I was thinking working farm dogs who are out moving cattle every day. Even if they're not herding all the time, they're following ranchers around, etc. Not talking like, hobby herders or people doing it as a sport.


----------



## CptJack (Jun 3, 2012)

I meant farm dogs too. There's only heavy work for most dogs I know a few months of the year. Rest of the time it's pretty sporadic. Like maybe 15 minutes a given day - maybe - and sometimes nothing at all for months, depending on set up. Like out of the barn and back in, or in the same pasture for weeks (with shelter), where the only bringing in is happening because of health issue or because it's time for worming or lambing or sheering or slaughter.

But I know mostly sheep people. No clue how often cattle get moved around.


----------



## elrohwen (Nov 10, 2011)

CptJack said:


> I meant farm dogs too. There's only heavy work for most dogs I know a few months of the year. Rest of the time it's pretty sporadic. Like maybe 15 minutes a given day - maybe - and sometimes nothing at all for months, depending on set up. Like out of the barn and back in, or in the same pasture for weeks (with shelter), where the only bringing in is happening because of health issue or because it's time for worming or lambing or sheering or slaughter.
> 
> But I know mostly sheep people. No clue how often cattle get moved around.

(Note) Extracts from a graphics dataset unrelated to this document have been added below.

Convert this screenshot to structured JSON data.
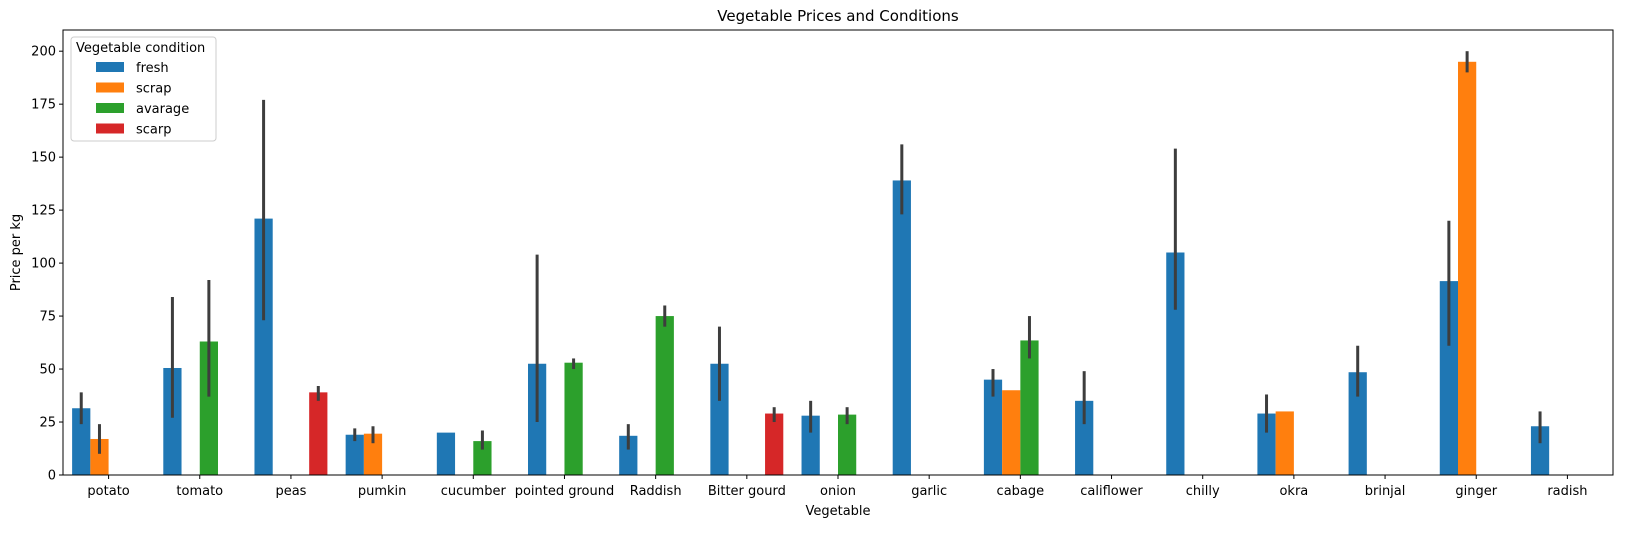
{
  "chart_data": {
    "type": "bar",
    "title": "Vegetable Prices and Conditions",
    "xlabel": "Vegetable",
    "ylabel": "Price per kg",
    "ylim": [
      0,
      210
    ],
    "yticks": [
      0,
      25,
      50,
      75,
      100,
      125,
      150,
      175,
      200
    ],
    "grid": false,
    "legend": {
      "title": "Vegetable condition",
      "placement": "top-left"
    },
    "categories": [
      "potato",
      "tomato",
      "peas",
      "pumkin",
      "cucumber",
      "pointed ground",
      "Raddish",
      "Bitter gourd",
      "onion",
      "garlic",
      "cabage",
      "califlower",
      "chilly",
      "okra",
      "brinjal",
      "ginger",
      "radish"
    ],
    "series": [
      {
        "name": "fresh",
        "color": "#1f77b4",
        "values": [
          31.5,
          50.5,
          121,
          19,
          20,
          52.5,
          18.5,
          52.5,
          28,
          139,
          45,
          35,
          105,
          29,
          48.5,
          91.5,
          23
        ],
        "errors": [
          [
            24,
            39
          ],
          [
            27,
            84
          ],
          [
            73,
            177
          ],
          [
            16,
            22
          ],
          null,
          [
            25,
            104
          ],
          [
            12,
            24
          ],
          [
            35,
            70
          ],
          [
            20,
            35
          ],
          [
            123,
            156
          ],
          [
            37,
            50
          ],
          [
            24,
            49
          ],
          [
            78,
            154
          ],
          [
            20,
            38
          ],
          [
            37,
            61
          ],
          [
            61,
            120
          ],
          [
            15,
            30
          ]
        ]
      },
      {
        "name": "scrap",
        "color": "#ff7f0e",
        "values": [
          17,
          null,
          null,
          19.5,
          null,
          null,
          null,
          null,
          null,
          null,
          40,
          null,
          null,
          30,
          null,
          195,
          null
        ],
        "errors": [
          [
            10,
            24
          ],
          null,
          null,
          [
            15,
            23
          ],
          null,
          null,
          null,
          null,
          null,
          null,
          null,
          null,
          null,
          null,
          null,
          [
            190,
            200
          ],
          null
        ]
      },
      {
        "name": "avarage",
        "color": "#2ca02c",
        "values": [
          null,
          63,
          null,
          null,
          16,
          53,
          75,
          null,
          28.5,
          null,
          63.5,
          null,
          null,
          null,
          null,
          null,
          null
        ],
        "errors": [
          null,
          [
            37,
            92
          ],
          null,
          null,
          [
            12,
            21
          ],
          [
            50,
            55
          ],
          [
            70,
            80
          ],
          null,
          [
            24,
            32
          ],
          null,
          [
            55,
            75
          ],
          null,
          null,
          null,
          null,
          null,
          null
        ]
      },
      {
        "name": "scarp",
        "color": "#d62728",
        "values": [
          null,
          null,
          39,
          null,
          null,
          null,
          null,
          29,
          null,
          null,
          null,
          null,
          null,
          null,
          null,
          null,
          null
        ],
        "errors": [
          null,
          null,
          [
            35,
            42
          ],
          null,
          null,
          null,
          null,
          [
            25,
            32
          ],
          null,
          null,
          null,
          null,
          null,
          null,
          null,
          null,
          null
        ]
      }
    ]
  }
}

Oh yeah, I don't think working sheep dogs are working that hard every day. I get the feeling cattle are moved around a lot more, but most of that work by be done by horse and atv and not so much dogs.


----------



## sydneynicole (Apr 2, 2015)

The ACD at my barn eats something like 4.5lbs of raw a day and he only weighs 60lbs (and is really lean), granted some of that could be a fast metabolism, but still. He is specifically working (whether it be the goats sheep or small herd of cattle) for probably 2-3 hours a day, the rest of it he just spends running about the farm and chasing horses around the arena. 

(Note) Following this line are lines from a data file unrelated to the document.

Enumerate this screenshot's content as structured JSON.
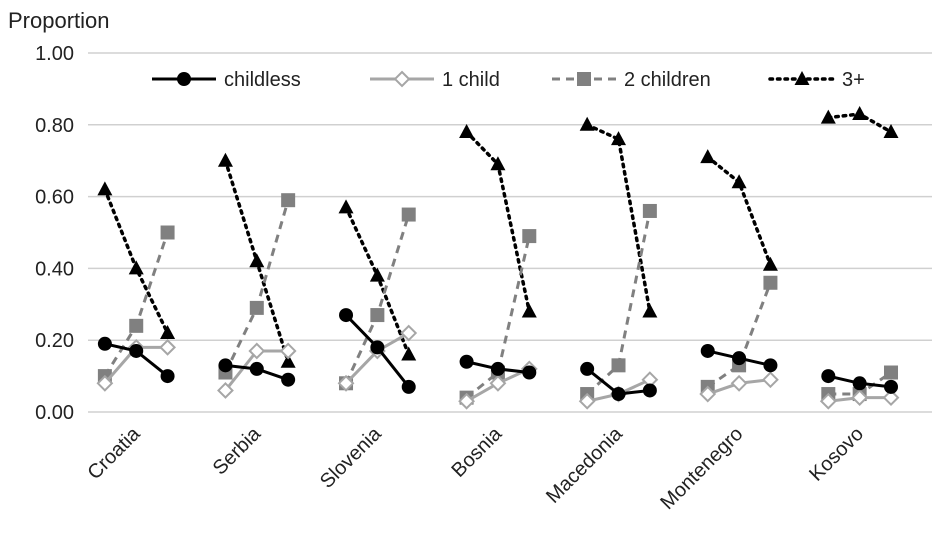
{
  "chart_data": {
    "type": "line",
    "ylabel": "Proportion",
    "ylim": [
      0,
      1
    ],
    "yticks": [
      "0.00",
      "0.20",
      "0.40",
      "0.60",
      "0.80",
      "1.00"
    ],
    "yticks_values": [
      0,
      0.2,
      0.4,
      0.6,
      0.8,
      1.0
    ],
    "grid": true,
    "legend_position": "top",
    "categories": [
      "Croatia",
      "Serbia",
      "Slovenia",
      "Bosnia",
      "Macedonia",
      "Montenegro",
      "Kosovo"
    ],
    "points_per_category": 3,
    "series": [
      {
        "name": "childless",
        "color": "#000000",
        "dash": "solid",
        "marker": "circle-filled",
        "values": [
          [
            0.19,
            0.17,
            0.1
          ],
          [
            0.13,
            0.12,
            0.09
          ],
          [
            0.27,
            0.18,
            0.07
          ],
          [
            0.14,
            0.12,
            0.11
          ],
          [
            0.12,
            0.05,
            0.06
          ],
          [
            0.17,
            0.15,
            0.13
          ],
          [
            0.1,
            0.08,
            0.07
          ]
        ]
      },
      {
        "name": "1 child",
        "color": "#a6a6a6",
        "dash": "solid",
        "marker": "diamond-open",
        "values": [
          [
            0.08,
            0.18,
            0.18
          ],
          [
            0.06,
            0.17,
            0.17
          ],
          [
            0.08,
            0.17,
            0.22
          ],
          [
            0.03,
            0.08,
            0.12
          ],
          [
            0.03,
            0.05,
            0.09
          ],
          [
            0.05,
            0.08,
            0.09
          ],
          [
            0.03,
            0.04,
            0.04
          ]
        ]
      },
      {
        "name": "2 children",
        "color": "#808080",
        "dash": "dashed",
        "marker": "square-filled",
        "values": [
          [
            0.1,
            0.24,
            0.5
          ],
          [
            0.11,
            0.29,
            0.59
          ],
          [
            0.08,
            0.27,
            0.55
          ],
          [
            0.04,
            0.11,
            0.49
          ],
          [
            0.05,
            0.13,
            0.56
          ],
          [
            0.07,
            0.13,
            0.36
          ],
          [
            0.05,
            0.05,
            0.11
          ]
        ]
      },
      {
        "name": "3+",
        "color": "#000000",
        "dash": "dotted",
        "marker": "triangle-filled",
        "values": [
          [
            0.62,
            0.4,
            0.22
          ],
          [
            0.7,
            0.42,
            0.14
          ],
          [
            0.57,
            0.38,
            0.16
          ],
          [
            0.78,
            0.69,
            0.28
          ],
          [
            0.8,
            0.76,
            0.28
          ],
          [
            0.71,
            0.64,
            0.41
          ],
          [
            0.82,
            0.83,
            0.78
          ]
        ]
      }
    ]
  }
}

Pastures need to be rotated almost year round and often on a small farm where the grass gets grazed down quickly in the relatively small pastures, minus the 3ish months that there is no grass anyways. During those months he does get an off season.

Most 'sports' dogs aren't 'working' dogs, even though they might be more active than just a 'pet' dog, if that makes sense. 

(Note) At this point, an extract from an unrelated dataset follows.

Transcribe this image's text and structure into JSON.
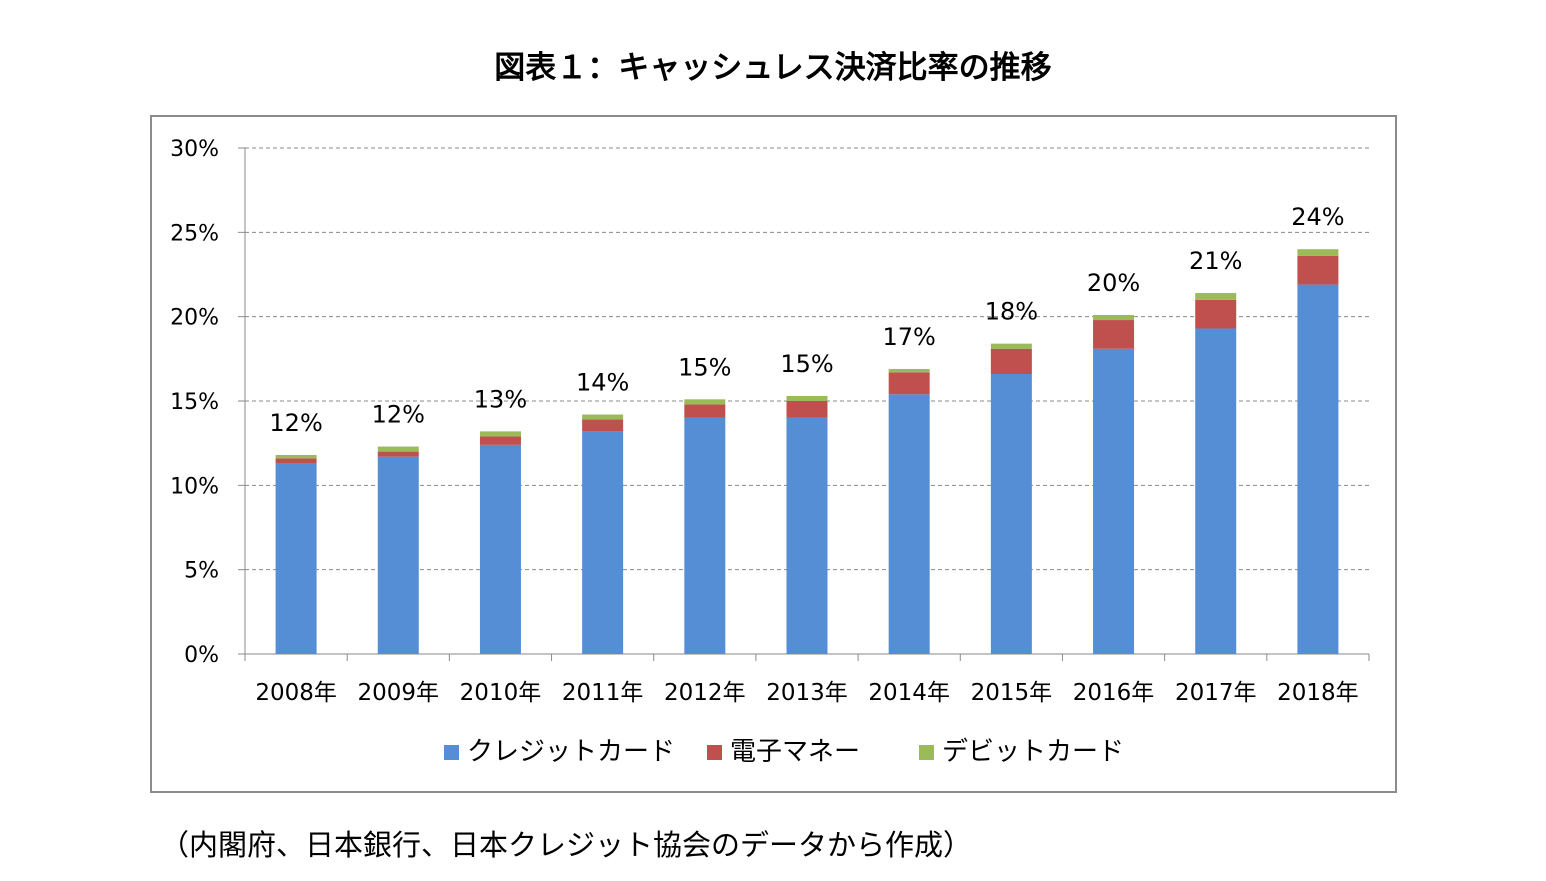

Grace went from 2 cups a day to 3.5 when we were logging about 30 miles a week to keep her lean and not too skinny.

Still, unless you have a hard time getting the dog to eat enough, it still stands that whatever the dog does well on will work fine. It's just the amount that might change. But I personally think that muscle tone and overall fitness will develop more easily feeding something that doesn't have corn among the first 3 ingredients.


----------